Herceptin is a monoclonal antibody to the HER2 receptor and blocks its intrinsic kinase activity and is only effective in the minority of patients that over express HER2.

70
Q

What is tamoxifen?

A

An antagonist of the oestrogen receptor, blocking its activity by blocking oestrogen binding in breast cancer tissue. Standard endocrin therapy in hormone-positive early breast cancers.

71
Q

What is avastin?

A

Humanised monoclonal antibody. Angiogenesis inhibitor.
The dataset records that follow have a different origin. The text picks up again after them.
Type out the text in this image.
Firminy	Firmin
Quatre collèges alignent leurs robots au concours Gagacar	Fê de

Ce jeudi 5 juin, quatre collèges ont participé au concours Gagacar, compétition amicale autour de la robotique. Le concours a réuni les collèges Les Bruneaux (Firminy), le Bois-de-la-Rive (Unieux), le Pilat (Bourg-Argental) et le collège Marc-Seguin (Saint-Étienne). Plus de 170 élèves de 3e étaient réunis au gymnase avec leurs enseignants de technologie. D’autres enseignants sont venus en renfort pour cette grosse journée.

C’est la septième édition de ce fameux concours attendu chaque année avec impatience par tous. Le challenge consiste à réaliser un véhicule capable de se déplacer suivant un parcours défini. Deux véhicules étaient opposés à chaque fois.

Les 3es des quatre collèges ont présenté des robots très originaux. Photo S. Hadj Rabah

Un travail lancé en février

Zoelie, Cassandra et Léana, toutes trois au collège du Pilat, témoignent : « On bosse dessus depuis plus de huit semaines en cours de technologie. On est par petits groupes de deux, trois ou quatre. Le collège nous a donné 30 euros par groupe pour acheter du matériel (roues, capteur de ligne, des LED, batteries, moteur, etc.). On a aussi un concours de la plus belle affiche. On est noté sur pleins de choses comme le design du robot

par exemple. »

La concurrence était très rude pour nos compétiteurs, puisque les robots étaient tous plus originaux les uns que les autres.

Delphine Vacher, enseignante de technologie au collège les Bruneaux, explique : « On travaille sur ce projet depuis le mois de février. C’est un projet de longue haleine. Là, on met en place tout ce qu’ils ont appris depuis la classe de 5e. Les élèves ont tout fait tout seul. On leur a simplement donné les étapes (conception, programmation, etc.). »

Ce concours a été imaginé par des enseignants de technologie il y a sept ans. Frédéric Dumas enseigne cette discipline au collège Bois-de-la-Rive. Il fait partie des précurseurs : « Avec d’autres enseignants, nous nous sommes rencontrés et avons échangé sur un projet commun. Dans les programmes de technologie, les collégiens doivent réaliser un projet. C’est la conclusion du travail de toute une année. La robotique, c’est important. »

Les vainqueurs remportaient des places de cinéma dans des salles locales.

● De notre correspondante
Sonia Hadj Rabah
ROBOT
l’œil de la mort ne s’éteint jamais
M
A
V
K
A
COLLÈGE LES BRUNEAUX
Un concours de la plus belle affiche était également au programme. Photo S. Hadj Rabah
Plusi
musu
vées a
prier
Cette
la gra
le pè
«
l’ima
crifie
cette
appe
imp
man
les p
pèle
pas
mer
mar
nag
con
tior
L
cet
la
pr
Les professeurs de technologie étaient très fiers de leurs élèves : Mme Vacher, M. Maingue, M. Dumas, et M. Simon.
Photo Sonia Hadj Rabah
Prevents the formation of new blood vessels by targeting and inhibiting the function of a natural protein called vascular endothelial growth factor that stimulates angiogenesis.

72
Q

What does ricin do?

A

Ricin toxins inhibit protein synthesis and induces cell death.

73
Q

How can ricin be used in cancer treatment?

A

If theB chain of ricin is replaced by other proteins, ie antibodies specific to tumour cells, should have a powerful cytotoxic effect against those cells.

74
Q

Describe the process of autologous bone marrow transplantation.

A

A sample of the patients bone marrow is removed before high dose therapy and later re implanted upon completion of the treatment.
With diseases such as leukaemia or lymphoma the marrow is infiltrated with malignant cells and so it is imperative to clear the marrow of these cells before it is returned to the patient.
No problems with rejection.

75
Q

What is allegeneic bone marrow transplantation?

A

The patient is given normal bone marrow from an uninfected individual.
The donor and recipient must be matched for histocompatability antigens in order to reduce the risk of provoking graft versus host disease (GVHD) a life threatening complication resulting from the attack of host cells by T lymphocytes in the allograft (donor tissue).

76
Q

What is the solution to GVHD?

A

Removal or killing of T lymphocytes in the marrow of the donor before it is infused into the patient.